In recent times I have felt as though I am held in some perpetual limbo, both physically and spiritually. All the things I have tried to do have lead to moments of not knowing which way to turn for the best and the stresses that have accompanied such decision making have on occasions dragged out for months, because I had convinced myself of not knowing which way to turn.
All divinations done for myself in any of these situations has always garnered the Two of Swords (or a card of a similar meaning) presenting me with the base knowledge that deep down I know what I have to do. But even so, I eventually move forward and before long come crashing back down at the foot of that blindfolded lady with her crossed swords; or more accurately thanks to the below image – to the Lady Hekate and Her burning brands.
I am stuck. Lost in the void between courses. Adrift in my own darkness. Numb save for anger and frustration. There is no up, no down; no forward, no back. Confusion reigns supreme. Though I’ve been here before numerous times in the last ten years of my life, this is by far the darkest and most bleak of times and I see no way out and mostly, don’t even want a way out. For the alternatives are a mixture of equally bleak or pointless because of the delusion of living in this world, being nothing but a slave to this modern age for no thanks or respite save death.
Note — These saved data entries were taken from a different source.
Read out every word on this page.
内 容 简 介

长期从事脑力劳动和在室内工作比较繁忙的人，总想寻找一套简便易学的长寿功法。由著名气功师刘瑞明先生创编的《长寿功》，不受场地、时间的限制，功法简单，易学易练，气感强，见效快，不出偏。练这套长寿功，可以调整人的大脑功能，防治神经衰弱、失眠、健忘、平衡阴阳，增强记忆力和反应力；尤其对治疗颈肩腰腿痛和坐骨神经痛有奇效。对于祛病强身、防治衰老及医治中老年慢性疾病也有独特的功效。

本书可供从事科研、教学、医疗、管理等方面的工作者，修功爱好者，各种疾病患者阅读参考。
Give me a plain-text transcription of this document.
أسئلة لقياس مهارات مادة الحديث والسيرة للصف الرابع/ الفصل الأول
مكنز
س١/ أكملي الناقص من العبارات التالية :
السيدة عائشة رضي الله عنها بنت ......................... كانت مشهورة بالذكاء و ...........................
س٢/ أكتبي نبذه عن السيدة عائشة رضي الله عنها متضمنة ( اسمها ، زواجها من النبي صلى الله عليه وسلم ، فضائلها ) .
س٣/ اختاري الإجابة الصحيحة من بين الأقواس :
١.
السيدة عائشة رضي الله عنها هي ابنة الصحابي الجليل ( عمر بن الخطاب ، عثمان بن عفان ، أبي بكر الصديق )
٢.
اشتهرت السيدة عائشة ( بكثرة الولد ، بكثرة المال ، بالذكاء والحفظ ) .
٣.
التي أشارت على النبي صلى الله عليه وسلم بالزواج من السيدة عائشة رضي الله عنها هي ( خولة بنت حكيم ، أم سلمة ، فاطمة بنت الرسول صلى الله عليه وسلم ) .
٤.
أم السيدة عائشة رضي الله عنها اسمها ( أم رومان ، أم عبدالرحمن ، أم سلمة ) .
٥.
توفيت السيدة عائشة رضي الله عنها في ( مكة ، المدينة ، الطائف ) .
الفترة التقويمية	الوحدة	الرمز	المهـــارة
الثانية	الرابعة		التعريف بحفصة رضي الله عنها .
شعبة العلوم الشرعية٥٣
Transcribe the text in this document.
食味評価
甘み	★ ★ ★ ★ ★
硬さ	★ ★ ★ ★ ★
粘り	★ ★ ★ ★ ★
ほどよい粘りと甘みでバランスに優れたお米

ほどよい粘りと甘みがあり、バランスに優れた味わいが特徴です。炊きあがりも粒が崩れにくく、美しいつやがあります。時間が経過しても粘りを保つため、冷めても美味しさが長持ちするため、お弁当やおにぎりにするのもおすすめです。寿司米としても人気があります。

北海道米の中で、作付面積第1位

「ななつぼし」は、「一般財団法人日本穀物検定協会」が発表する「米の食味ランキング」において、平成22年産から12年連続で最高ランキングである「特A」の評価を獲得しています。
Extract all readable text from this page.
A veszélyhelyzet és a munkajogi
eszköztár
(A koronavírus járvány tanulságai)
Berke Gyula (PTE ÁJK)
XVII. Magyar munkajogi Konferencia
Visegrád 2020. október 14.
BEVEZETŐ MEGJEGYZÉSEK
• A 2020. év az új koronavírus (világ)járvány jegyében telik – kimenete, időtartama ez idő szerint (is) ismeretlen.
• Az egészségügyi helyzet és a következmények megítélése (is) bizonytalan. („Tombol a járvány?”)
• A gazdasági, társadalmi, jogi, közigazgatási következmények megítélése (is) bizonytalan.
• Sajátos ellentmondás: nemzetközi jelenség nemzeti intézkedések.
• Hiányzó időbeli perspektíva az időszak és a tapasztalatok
Upright or reversed, the Two of Swords seems a prevalent force in my life and no matter how truthfully I try to make decisions and live by my choices, I am broken to pieces and ground down time and time again left to silently scream into the abyss.
So how many more times must this Fool be strapped to the Wheel of Fortune only to be ground back into the dirt? Why can’t people understand why I’m so reluctant to bother getting out of the mire, when I’ll just as readily end up back in it?